Low code vibes to chill and relax to

Copilot - guy writing code at computer in a 90's neon fluorescent style

LLM's have been an intensely controversial topic in recente years, some of the distaste is for good reason, some seems a little overblown. I've never really engaged with the debate personally and I still don't intend to. But I did want to share a recent experience of writing an open source project with the help of an LLM.

I've used LLM's to assist me for several years generally to ask questions like: hey mr. robot tell me how to do this thing I have very little knowledge of. This usually gives me the wrong answer in varying degrees but also gives me a reasonable enough starting point to start the journey. Occasionally it nails it and I save myself a whole lot of time.

Roughly a year or two ago I made my first full blown attempt to take my hands off the wheel and go hey mr. robot make me a whole webapp that does some boring stuff. I did so mostly to try out some tools like replit and aider which were new and exciting at the time. I didn't have great success, mostly what I created was a mess that barely started. Still kinda felt like the future but not especially useful.

Time slipped by as it does and great strides have been made in the LLM space, so I decided to try again with Cursor and by extension Claude Sonnet 3.5 / 3.7. This time around I had been thinking about making a docker-socket-proxy as it was a problem I had been pondering but not critically important to me if it never happened.

Well, this time around things went significantly better, as evidenced by the link to a real code repository.

First can't vibe code without setting the vibe, this should do. I prompted it with a config schema and a Readme with an outline of the expected output, then let it get to work. Within a couple of hours I had a mostly functional prototype! I was pretty impressed!

Here's a rough version of the original schema I started with...

rules:
  acls:
    - match:
        path: "/v1.*/networks"
        method: "GET"
      action: "deny"
      reason: "Listing volumes is restricted"

  rewrites:
    - match:
        path: "/v1.*/containers/create"
        method: "POST"
      patterns:
        - field: "Env"
          action: "upsert"
          value: "FUN=yes"
        - field: "Env"
          action: "replace"
          match: "DEBUG=true"
          value: "DEBUG=false"
        - field: "Env"
          action: "delete"
          match: "PANTS=*"

I quickly realised that I could make the whole thing more powerful by collapsing the ACL and rewrite functions into a single rules key.

rules:
  - match:
      path: "/v1.*/volumes"
      method: "GET"
    actions:
      - action: "deny"
        reason: "Listing volumes is restricted"

  - match:
      path: "/v1.*/containers/create"
      method: "POST"
    actions:
      - action: "upsert"
        update:
          Env:
            - "FUN=yes"
      - action: "replace"
        contains:
          Env:
            - "DEBUG=true"
        update:
          Env:
            - "DEBUG=false"
      - action: "delete"
        contains:
          Env:
            - "PANTS=.*"

Over the next couple of nights I adjusted the configuration schema and added another feature to enable propagating the proxy-socket to sub-containers. Things zoomed along until I hit around ~1500 lines of code, that's when it started to show signs of confusing itself and making questionable changes to otherwise working code. It was also starting to generate duplicate code and creating golang packages that didn't make an awful lot of sense. This was a bit of a nightmare on-top of the fact the initial code was pretty messy in the first place.

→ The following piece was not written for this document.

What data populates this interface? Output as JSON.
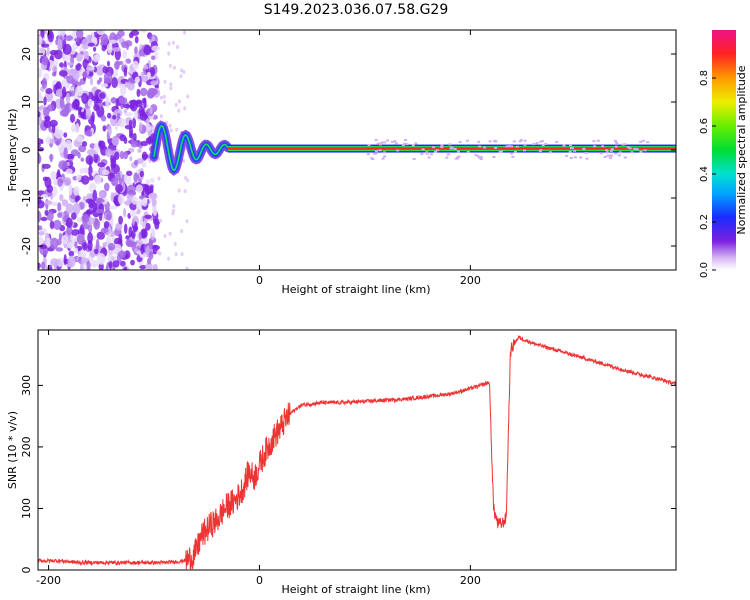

I was able to get things back on-track again by...

Manually getting rid of the worst of the duplicate code
Manually refactoring the weird inconsistent packages it invented
Ask the LLM to spend some time refactoring the most offensive files for better readability.
Putting a greater emphasis on tests that ensured we weren't destroying functional behaviour.

Once that was done I found success once more by being more specific about what context was needed as well as what needed to change. This next part went far slower and so slow that I am not really sure if I saved time, perhaps some on the basis I am a little out of practice writing go. All told I spent about 2-weeks of evenings here and there plugging away at it.

There's still plenty of gross stuff in the code base, but for now I've got a working tool that is not entirely a war crime. I'm pleased that it was able to make docker-socket-proxy exist and the jump from where we were a couple of years ago to now with LLM coding is pretty massive.

Some notes I would leave to myself about trying this next time are...

You need to either let the AI write the tests or the implementation but not both. You have to be certain one of those things works as intended first. It's a good argument for TDD.
Refactor early and often to try and reduce the number of unconstrained vibes that need reigning in.
Fight the urge to accept legitimate looking vibes that you have not adequately code reviewed. Treat the LLM changes like you would a PR, a reasonable level of scrutiny before accepting the changes.